I am VERY interested in your solutions to the "no torque converter" Powerglide.

When you mentioned additional signals from the controller, I became even more interested. I too will be using a Powergide, but do not know anywhere near what you do about that transmission. I bought the Powerglide handbook and wrote to the author about using in in an EV application. He was really interested in the outcome and mentioned some of the problems you have stated.

I am building my own controller and have complete control over adding additional signals (input and output) and writing the software to integrate them.

I had from the beginning thought that I would be cutting off the bell housing and making an adapter from milled aluminum to go from the pump bolts to the face plate of the motor. I am using an 11 in motor. This way the entire drive train would be hardly wider than the motor, allowing a great deal of freedom in placing the drive train further back towards the rear of the car. Leaving tons of room for batteries under the hood.

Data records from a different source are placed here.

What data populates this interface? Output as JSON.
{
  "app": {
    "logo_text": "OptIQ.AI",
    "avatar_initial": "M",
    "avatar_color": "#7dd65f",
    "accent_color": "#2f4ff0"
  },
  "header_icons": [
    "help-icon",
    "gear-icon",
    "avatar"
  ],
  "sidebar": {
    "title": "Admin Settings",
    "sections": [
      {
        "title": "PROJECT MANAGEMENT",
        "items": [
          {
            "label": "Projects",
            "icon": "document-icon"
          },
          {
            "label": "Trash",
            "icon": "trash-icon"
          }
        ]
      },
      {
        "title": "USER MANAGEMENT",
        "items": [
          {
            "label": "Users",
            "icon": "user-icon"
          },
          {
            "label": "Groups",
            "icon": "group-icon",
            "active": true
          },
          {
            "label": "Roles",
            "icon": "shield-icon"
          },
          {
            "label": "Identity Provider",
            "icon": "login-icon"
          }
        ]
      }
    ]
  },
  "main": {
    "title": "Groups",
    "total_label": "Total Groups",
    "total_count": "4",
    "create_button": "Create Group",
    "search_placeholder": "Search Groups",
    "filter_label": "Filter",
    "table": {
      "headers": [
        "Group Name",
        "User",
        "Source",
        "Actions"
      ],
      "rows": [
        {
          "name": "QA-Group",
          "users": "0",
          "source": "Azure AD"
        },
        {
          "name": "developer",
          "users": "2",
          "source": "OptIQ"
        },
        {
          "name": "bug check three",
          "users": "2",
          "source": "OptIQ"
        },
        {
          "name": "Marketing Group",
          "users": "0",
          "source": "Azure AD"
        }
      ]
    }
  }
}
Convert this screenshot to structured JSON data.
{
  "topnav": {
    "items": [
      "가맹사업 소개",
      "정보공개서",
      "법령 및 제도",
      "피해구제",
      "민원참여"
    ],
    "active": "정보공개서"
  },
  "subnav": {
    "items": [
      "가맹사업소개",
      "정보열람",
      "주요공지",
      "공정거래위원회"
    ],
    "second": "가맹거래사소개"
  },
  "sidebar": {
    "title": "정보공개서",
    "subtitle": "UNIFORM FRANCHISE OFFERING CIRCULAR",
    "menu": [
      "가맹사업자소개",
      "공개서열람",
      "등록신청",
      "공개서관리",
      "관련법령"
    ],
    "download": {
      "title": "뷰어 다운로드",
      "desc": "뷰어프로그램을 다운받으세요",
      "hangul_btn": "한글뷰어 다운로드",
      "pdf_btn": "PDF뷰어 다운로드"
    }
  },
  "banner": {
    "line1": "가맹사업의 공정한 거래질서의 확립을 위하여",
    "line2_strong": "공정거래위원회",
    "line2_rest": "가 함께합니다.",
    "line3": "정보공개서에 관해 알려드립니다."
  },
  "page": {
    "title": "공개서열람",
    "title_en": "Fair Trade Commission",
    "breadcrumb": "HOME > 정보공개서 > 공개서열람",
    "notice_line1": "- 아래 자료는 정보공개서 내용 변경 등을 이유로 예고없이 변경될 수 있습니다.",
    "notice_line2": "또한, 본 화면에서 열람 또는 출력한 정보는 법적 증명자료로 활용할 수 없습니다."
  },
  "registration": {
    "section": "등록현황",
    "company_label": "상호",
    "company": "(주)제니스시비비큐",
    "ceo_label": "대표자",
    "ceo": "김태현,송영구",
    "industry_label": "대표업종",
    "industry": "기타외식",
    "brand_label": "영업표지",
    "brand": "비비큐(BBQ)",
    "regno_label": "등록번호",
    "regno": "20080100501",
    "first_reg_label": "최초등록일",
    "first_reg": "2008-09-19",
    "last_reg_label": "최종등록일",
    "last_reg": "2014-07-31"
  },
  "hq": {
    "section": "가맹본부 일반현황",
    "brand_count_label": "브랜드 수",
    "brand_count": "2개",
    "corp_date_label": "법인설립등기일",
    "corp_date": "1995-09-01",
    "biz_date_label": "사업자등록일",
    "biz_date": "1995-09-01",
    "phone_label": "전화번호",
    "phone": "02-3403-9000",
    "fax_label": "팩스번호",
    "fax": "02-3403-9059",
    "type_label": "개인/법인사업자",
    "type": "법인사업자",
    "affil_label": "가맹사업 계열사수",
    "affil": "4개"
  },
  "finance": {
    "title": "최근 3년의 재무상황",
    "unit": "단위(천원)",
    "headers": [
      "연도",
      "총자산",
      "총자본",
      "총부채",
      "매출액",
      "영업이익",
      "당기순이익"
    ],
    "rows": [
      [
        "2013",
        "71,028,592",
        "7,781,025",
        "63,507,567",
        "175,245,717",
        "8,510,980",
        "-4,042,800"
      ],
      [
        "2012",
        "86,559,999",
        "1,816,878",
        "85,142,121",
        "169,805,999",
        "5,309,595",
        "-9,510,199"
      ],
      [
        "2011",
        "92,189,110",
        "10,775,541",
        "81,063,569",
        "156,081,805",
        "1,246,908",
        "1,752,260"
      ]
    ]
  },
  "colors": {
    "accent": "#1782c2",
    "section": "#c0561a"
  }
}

I would greatly appreciate some guidance on picking a Powerglide so that I could start with the rebuild. "Working units" pulled and on the ground,in my neighborhood go for $200. 

Thanks for posting all this great information. Can't wait to see the next step.

Eric




mizlplix said:


> The perfect system would have the accumulator electric valve signaled by the controller.
> 
> 1-Key switch off, no motor rpms, no flow, valve is closed. (but oil is stored in the accumulator ) car is parked.
> 
> ...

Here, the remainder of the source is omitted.